PSD

Rio diz que “PSD não é pequeno” e desvaloriza críticos: “Não ouvi, já me contaram”

O presidente do PSD não quis comentar as movimentações para o afastar e diz que não ouviu as críticas de Montenegro. Rio diz que "o PSD não é pequeno" e arrancou com o processo de escolha da lista.

ESTELA SILVA/LUSA

Rui Rio ignorou por completo os movimentos internos para o afastar da liderança e não quis responder a uma única pergunta sobre o assunto na conferência de imprensa que fez a meio da reunião da Comissão Política Nacional na sede do PSD. “Não vou comentar”, começou por dizer o presidente do PSD. Os jornalistas insistiram: a direção ignora então as críticas de Luís Montenegro? “Uns ignoram, outros não. Eu não ouvi, já me contaram“. Mas teme uma moção de censura? Nesse caso, Rio limitou-se a sorrir. No meio das muitas perguntas a que não quis responder, ainda atirou: “Estaria [preocupado] se fosse verdade, mas o PSD não é pequeno.”

A resposta aos críticos veio de uma forma indireta. Rui Rio apresentou os números de militantes de 2018, em que se inscreveram no partido 5821 militantes e 872 tiveram vontade de sair. Ou seja: um balanço positivo de mais 4949 militantes. Com isto Rio quis dizer que os militantes que o elegeram, o PSD das bases, está com ele e que este é um sinal que a sua estratégia não tem de mudar.

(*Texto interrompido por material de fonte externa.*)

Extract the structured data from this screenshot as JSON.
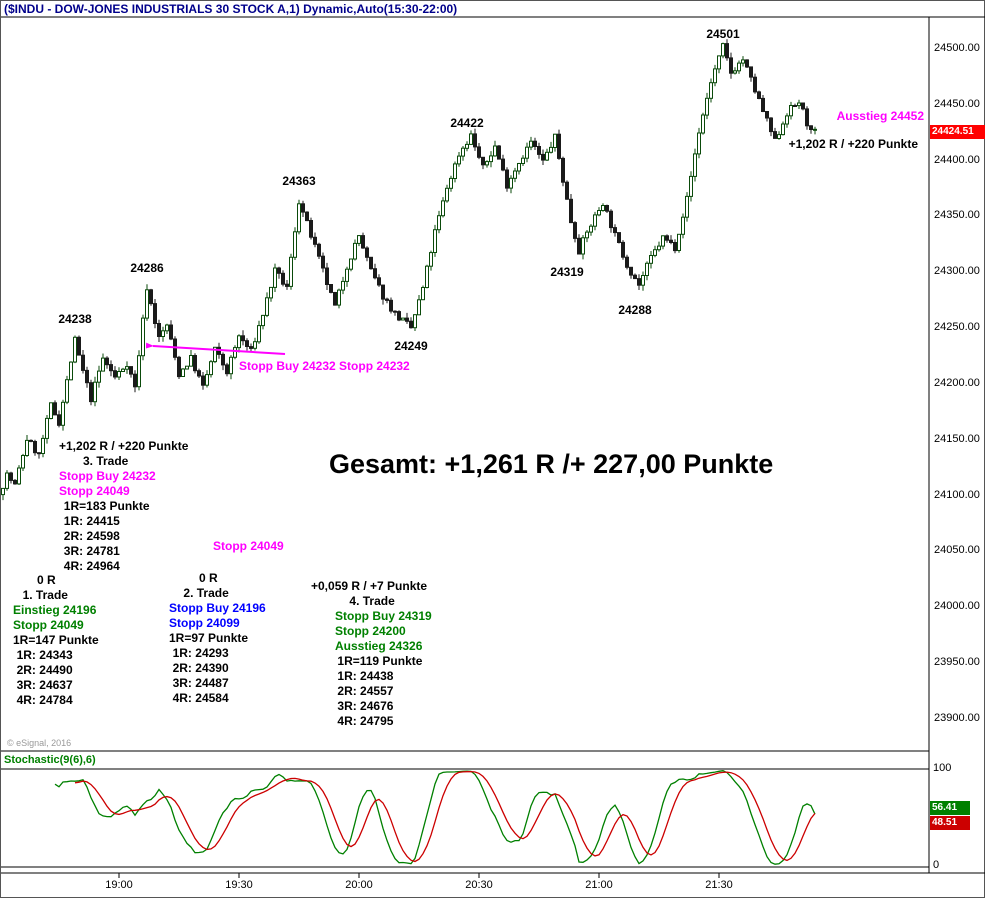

Na mesma linha de tirar razão aos críticos, Rui Rio pôs mãos à obra. Disse que ia já a partir de quinta-feira arrancar com a parte logística das Europeias — tarefa para a qual mandatou o secretário-geral José Silvano — como também resolver a “parte política”. Ou seja: escolher a lista e o cabeça de lista às Europeias. “Ainda não tratei de nada, mas a partir de agora vou começar a tratar”, atirou. O presidente do PSD consegue assim dois objetivos: mostra que já está a meio de um processo eleitoral (logo não é aconselhável afastá-lo) e condicionar eventuais dissidentes (entre os que desejam integrar a lista a Bruxelas). Já Silvano está mandatado para “começar a nomear a estrutura de campanha das eleições europeias”.

Rui Rio disse ainda que muitas vezes deixa outros dirigentes falarem por si para que se possa “entender que o partido que se vai propor a eleições europeias e legislativas é o partido como um todo, não é só uma pessoa. O líder do partido é um elemento muito importante, mas não é um todo.” Aqui há mais um piscar de olho à estabilidade no partido: não é só Rui Rio que pode ter um mau resultado, é o partido.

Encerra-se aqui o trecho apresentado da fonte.